Paolo shakes his head. “A lovely woman I knew back in Prague lives in Los Angeles now and I promised her we’d catch up while I was here.”
“That’s the most polite way I’ve ever heard someone describe a booty call in my life,” Xavier jokes, but leans in for a farewell hug.
“Booty call? Your generation doesn’t understand romance at all.
Meeting up with a long-lost lover after years apart, and he calls it a booty call.
I’m ashamed of you,” Paolo teases back when he pulls away and then takes Bianca’s hand, pressing a kiss to it.
Then, as the valet approaches with his rental car – an Alfa Romeo, of course – he turns back to Xavier.
“Remember what I said. Think about it and let me know what you decide.”
Xavier shoves his hands into his pockets and nods. “Will do. I’ll see you soon.”
“A presto ad Atene!”
“What are you deciding?” Bianca asks as his car is brought around and the valet holds the door open for her and Xavier slides a tip into his hand.
“What?
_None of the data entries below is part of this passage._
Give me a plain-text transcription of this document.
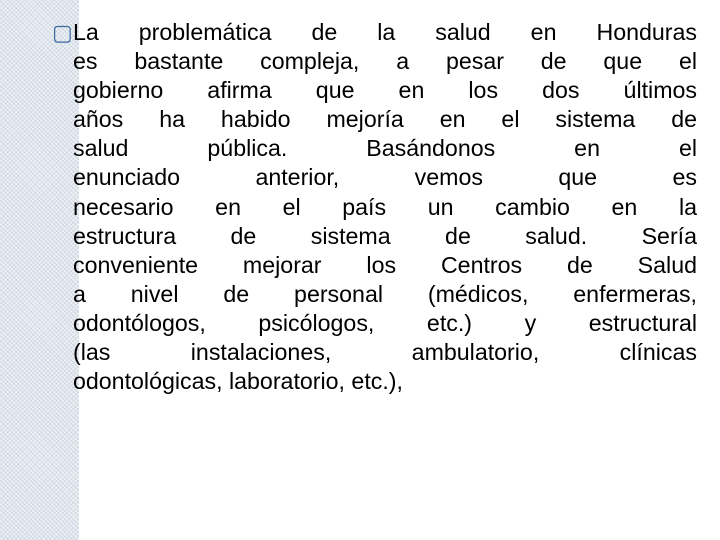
▢ La problemática de la salud en Honduras
es bastante compleja, a pesar de que el
gobierno afirma que en los dos últimos
años ha habido mejoría en el sistema de
salud pública. Basándonos en el
enunciado anterior, vemos que es
necesario en el país un cambio en la
estructura de sistema de salud. Sería
conveniente mejorar los Centros de Salud
a nivel de personal (médicos, enfermeras,
odontólogos, psicólogos, etc.) y estructural
(las instalaciones, ambulatorio, clínicas
odontológicas, laboratorio, etc.),
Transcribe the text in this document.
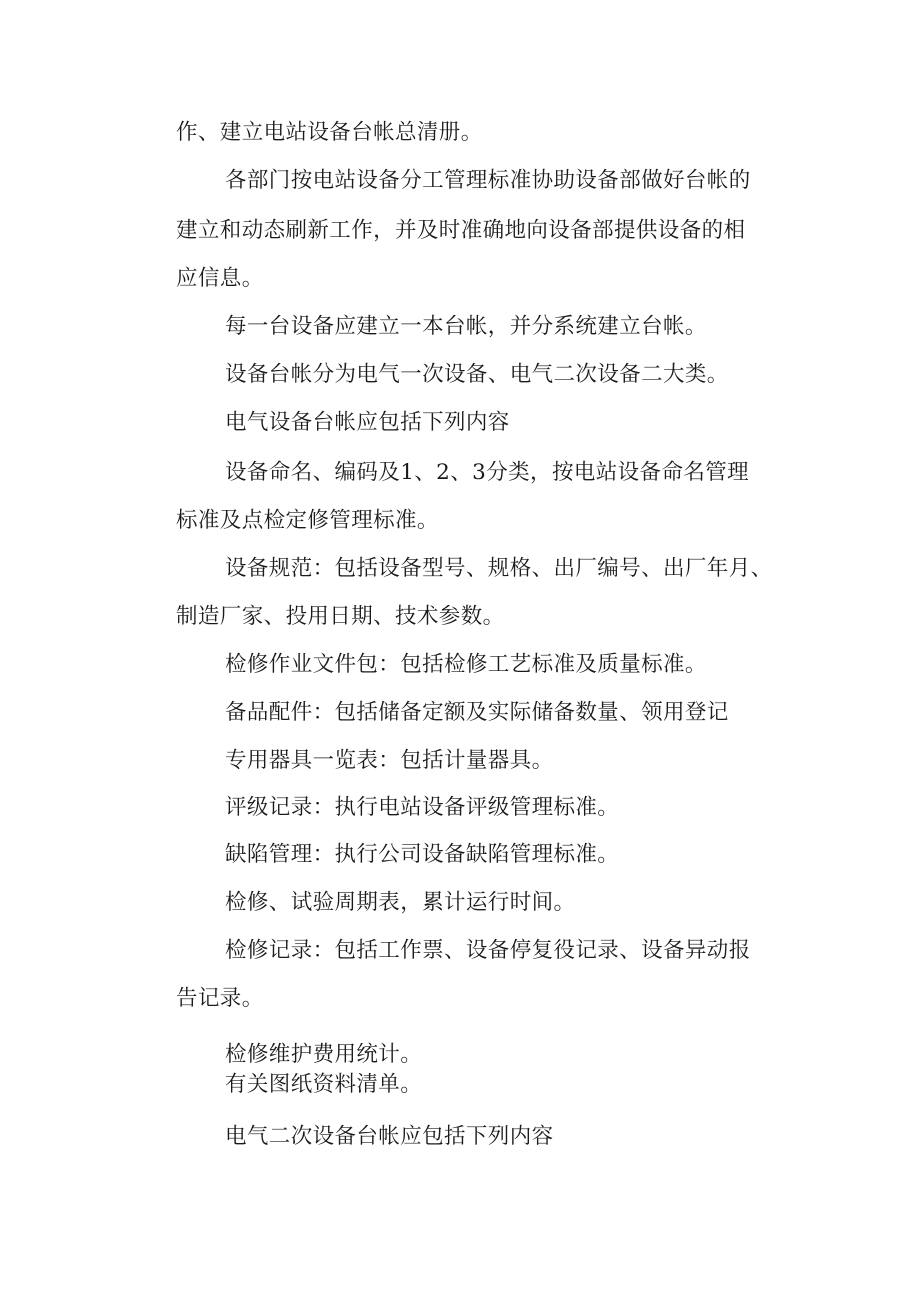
作、建立电站设备台帐总清册。
各部门按电站设备分工管理标准协助设备部做好台帐的
建立和动态刷新工作，并及时准确地向设备部提供设备的相
应信息。
每一台设备应建立一本台帐，并分系统建立台帐。
设备台帐分为电气一次设备、电气二次设备二大类。
电气设备台帐应包括下列内容
设备命名、编码及1、2、3分类，按电站设备命名管理
标准及点检定修管理标准。
设备规范：包括设备型号、规格、出厂编号、出厂年月、
制造厂家、投用日期、技术参数。
检修作业文件包：包括检修工艺标准及质量标准。
备品配件：包括储备定额及实际储备数量、领用登记
专用器具一览表：包括计量器具。
评级记录：执行电站设备评级管理标准。
缺陷管理：执行公司设备缺陷管理标准。
检修、试验周期表，累计运行时间。
检修记录：包括工作票、设备停复役记录、设备异动报
告记录。
检修维护费用统计。
有关图纸资料清单。
电气二次设备台帐应包括下列内容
Oh, nothing, just a thing about housing in Greece. I’ve got time to figure it out.
” He lies through his teeth because the only thing he can focus on, the only image running through his mind, is thirty years from now, him in LA for business, reaching out to Bianca, getting together for, what did Paolo call it, an appointment .
. . long-lost loves reuniting for a moment before going their separate ways again.
His old professor might think it’s romantic, but to Xavier it’s the saddest thing he’s ever heard.